Should each microservice contain event consumer itself or separate from it in event-driven MSA?

Which one is better between
(1) having event consumer(e.g. KafkaListener) in server application of a microservice
(2) having another application only for consuming the events and calling API of the microservice which contains business logic(e.g. data CRUD)

A diagram of (1) is,
enter image description here
A diagram of (2) is,
enter image description here

At first, I thought that (1) is better because we should make it atomic for event consuming, proccessing(e.g. aggregate update), and event producing when we should implement transactions in distributed system(Saga pattern), so we should wrap all of these with local DB transaction using transactional outbox pattern for data consistency. If you don't do like this, the result state of data could be inconsistent under partial failure because intermediate context is lost when using synchronized API call, not transactional messaging.

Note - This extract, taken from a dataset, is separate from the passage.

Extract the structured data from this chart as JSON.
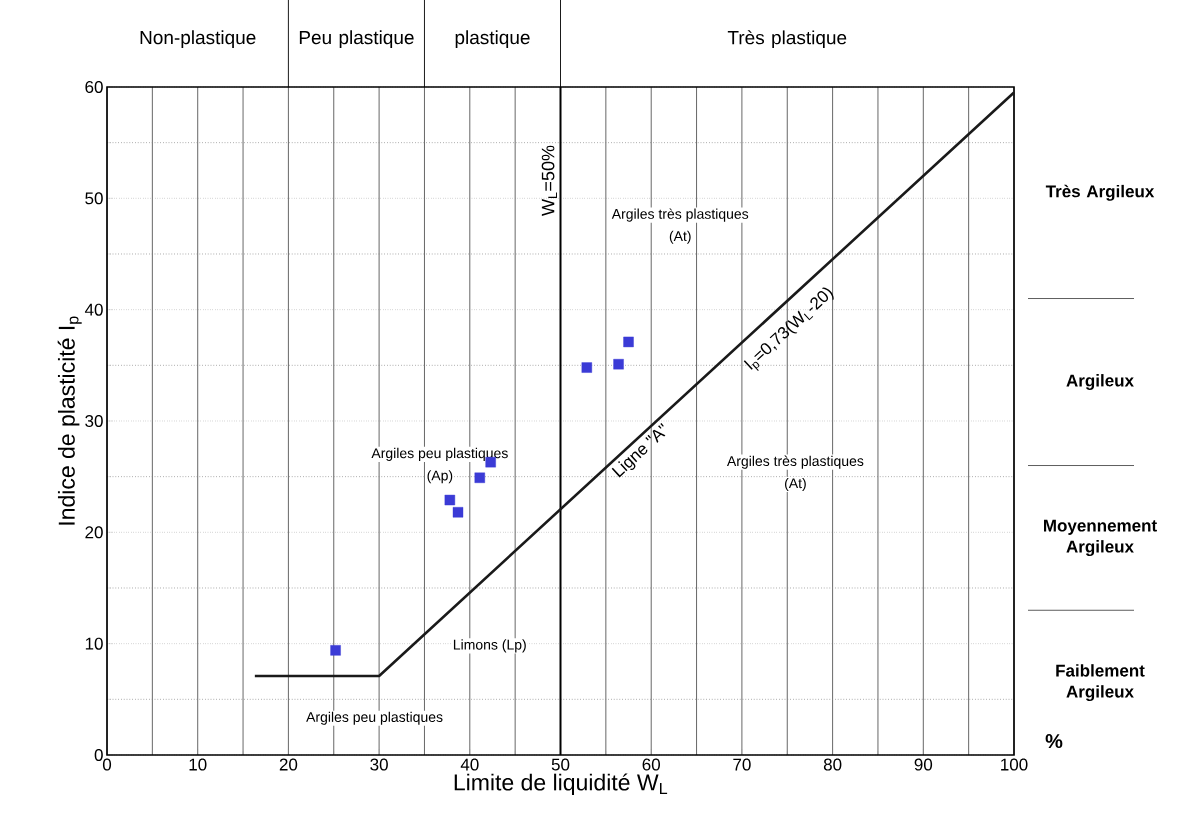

You can use messaging instead of API call after consuming the event, but then it seems better to put event consumer in the microservice at first without having separate event consumer application.

(2) looks better in that we can scale event consuming resource separately from business logic. We don't need to scale event consuming logic when there is not so many events compared to requests from another server components. Same for the opposite, we don't need to scale business logic when there is not so many real-time API calls from other microservices(or API Gateway/BFF), but many events to consume. And I also feels like a bug or failure in event consuming logic should not affect to business logic. A microservice should still handle API calls from another server components even in a failure on event consumer logic. But, it also has a disadvantage for having to manage additional server applications for every microservice.

I think each of them have pros/cons, but I'm curious how other people think about this, and choose for their systems.

Upvotes: 0

Views: 691

Answers (1)

Salil
Salil

Reputation: 9722

You seem to be mixing multi-threading within a microservice with the microservice itself. When we say microservice, it's always about business logic. So, anything that is mere processing without business entities like consuming events from queue is a component within that microservice. If you want to scale the event consumers, you use a thread-pool.